Praising her reportage, I told Marla that the guy who sat next to us in Nicole Anslover’s Sixties class and sang aloud to songs from that decade, was in Anslover’s Women History class.
I planned an April visit to Palm Springs to see my 98 year-old mother around an appearance by The War on Drugs at Pappy and Harriet’s in Pioneertown. Tickets went on sale a $25 a pop and got gobbled up almost immediately by scalpers who wanted up to $200. I told the owner of my plight and sent her a the Steel Shavings issue that describes my experiences at “Cracker Campout” and extols the roadhouse’s many virtues. Lo and behold, she agreed to save two tickets for me. In gratitude I wrote this website review:
“I always plan trips to the Palm Springs area around a visit to Pappy and Harriet's, which has fantastic food at very reasonable prices, a friendly staff, a diverse clientele, and live music every night.
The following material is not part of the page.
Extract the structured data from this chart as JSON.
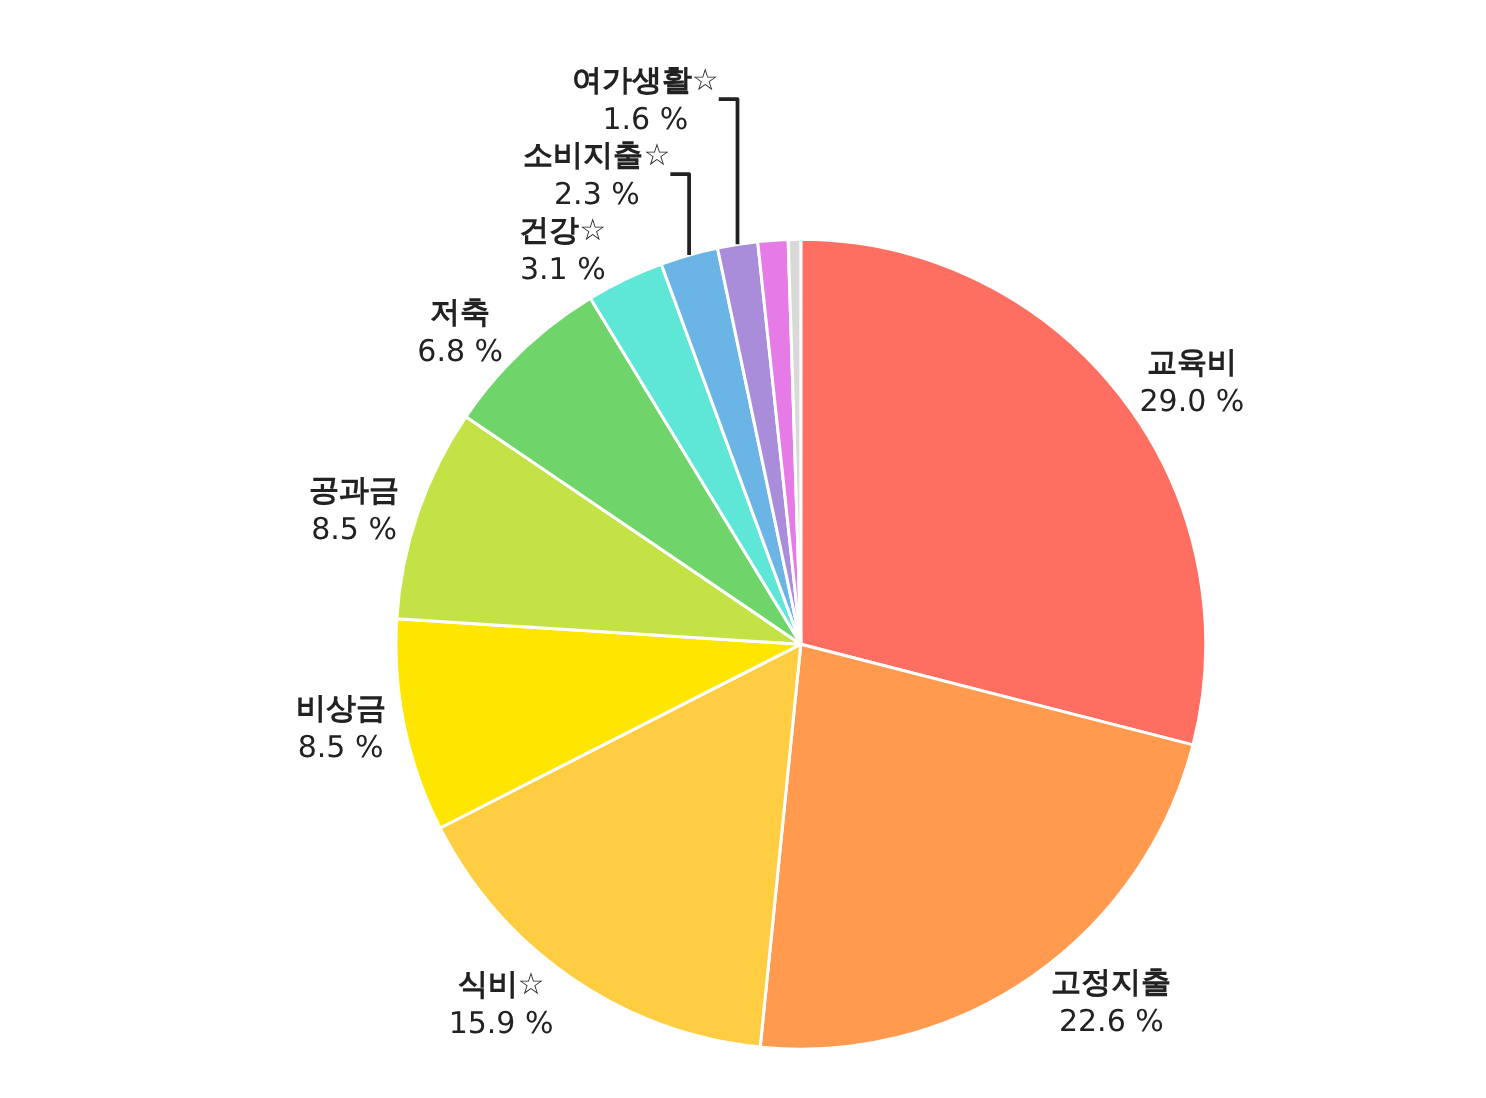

I attend Cracker Campout every September and have seen some of my favorite bands there, including Parquet Courts and Camper Van Beethoven. Walking among buildings once used in Gene Autry and Cisco Kid westerns is also a special treat, as is the breathtaking view of rock formations and Joshua trees on the drive up from 29 Pines Highway. Recommended for people of all ages - and children are welcome.”
Every time I’ve been to Pappy and Harriet’s, I could have added, I’ve met interesting folks of all ages, many of the counter culture persuasion.
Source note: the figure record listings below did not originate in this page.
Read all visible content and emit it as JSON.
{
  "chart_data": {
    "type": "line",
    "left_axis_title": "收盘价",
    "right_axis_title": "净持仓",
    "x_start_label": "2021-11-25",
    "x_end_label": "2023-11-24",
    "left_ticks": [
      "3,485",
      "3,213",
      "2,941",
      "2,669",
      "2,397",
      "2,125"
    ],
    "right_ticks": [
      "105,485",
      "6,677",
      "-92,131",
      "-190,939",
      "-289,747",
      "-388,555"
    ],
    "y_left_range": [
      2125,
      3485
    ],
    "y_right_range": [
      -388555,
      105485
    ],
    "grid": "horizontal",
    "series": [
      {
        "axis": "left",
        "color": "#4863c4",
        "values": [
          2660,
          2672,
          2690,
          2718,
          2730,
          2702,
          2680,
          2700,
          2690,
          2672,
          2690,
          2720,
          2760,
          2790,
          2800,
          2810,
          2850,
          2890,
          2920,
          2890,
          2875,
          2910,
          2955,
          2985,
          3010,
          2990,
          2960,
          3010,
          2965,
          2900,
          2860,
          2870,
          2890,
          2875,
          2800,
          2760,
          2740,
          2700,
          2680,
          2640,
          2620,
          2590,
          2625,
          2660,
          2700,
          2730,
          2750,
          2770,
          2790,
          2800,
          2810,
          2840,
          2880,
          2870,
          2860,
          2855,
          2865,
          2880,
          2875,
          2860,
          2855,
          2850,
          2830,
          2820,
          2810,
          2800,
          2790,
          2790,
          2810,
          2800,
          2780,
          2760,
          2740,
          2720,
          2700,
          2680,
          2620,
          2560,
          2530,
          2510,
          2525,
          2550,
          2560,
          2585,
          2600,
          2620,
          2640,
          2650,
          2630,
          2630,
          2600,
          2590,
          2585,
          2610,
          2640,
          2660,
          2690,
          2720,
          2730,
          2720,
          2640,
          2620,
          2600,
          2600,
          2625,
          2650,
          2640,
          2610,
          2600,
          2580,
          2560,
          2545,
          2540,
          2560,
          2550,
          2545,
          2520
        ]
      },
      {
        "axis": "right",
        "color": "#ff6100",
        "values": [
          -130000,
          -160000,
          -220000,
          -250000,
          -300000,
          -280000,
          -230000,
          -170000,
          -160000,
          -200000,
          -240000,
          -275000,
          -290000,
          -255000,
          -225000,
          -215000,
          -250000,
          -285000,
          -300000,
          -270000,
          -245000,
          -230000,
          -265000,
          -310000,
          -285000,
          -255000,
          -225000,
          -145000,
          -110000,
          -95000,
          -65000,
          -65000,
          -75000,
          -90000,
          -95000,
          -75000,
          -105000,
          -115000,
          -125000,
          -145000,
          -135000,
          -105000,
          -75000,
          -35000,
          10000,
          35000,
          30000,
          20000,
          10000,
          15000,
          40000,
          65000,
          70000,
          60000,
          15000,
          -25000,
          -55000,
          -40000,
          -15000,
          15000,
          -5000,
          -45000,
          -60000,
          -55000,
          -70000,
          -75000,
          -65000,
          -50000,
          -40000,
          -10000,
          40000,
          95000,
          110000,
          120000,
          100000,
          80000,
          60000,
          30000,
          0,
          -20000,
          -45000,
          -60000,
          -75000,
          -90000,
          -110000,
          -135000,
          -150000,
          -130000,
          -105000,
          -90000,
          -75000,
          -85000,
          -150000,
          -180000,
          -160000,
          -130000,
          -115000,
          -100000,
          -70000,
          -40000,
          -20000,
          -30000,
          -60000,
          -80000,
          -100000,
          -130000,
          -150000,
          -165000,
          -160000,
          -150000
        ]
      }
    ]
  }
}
An email announced “Darwin Day Today,” celebrating Charles Darwin’s 206th birthday. Talks by biologist Peter Avis (“Mushroom Look-a-Likes, but Evolution Knows Better”) and historian David Parnell (“Generals Gone Wild: Why Byzantine Emperors Condoned the Misbehavior of Generals”) looked intriguing. Alas, at the conference center site, I peered in and learned that the event took place the previous day. Seated around a half-dozen tables were department chairs, including Anne Balay’s old nemesis, looking old and dour now that his facial hair has turned white.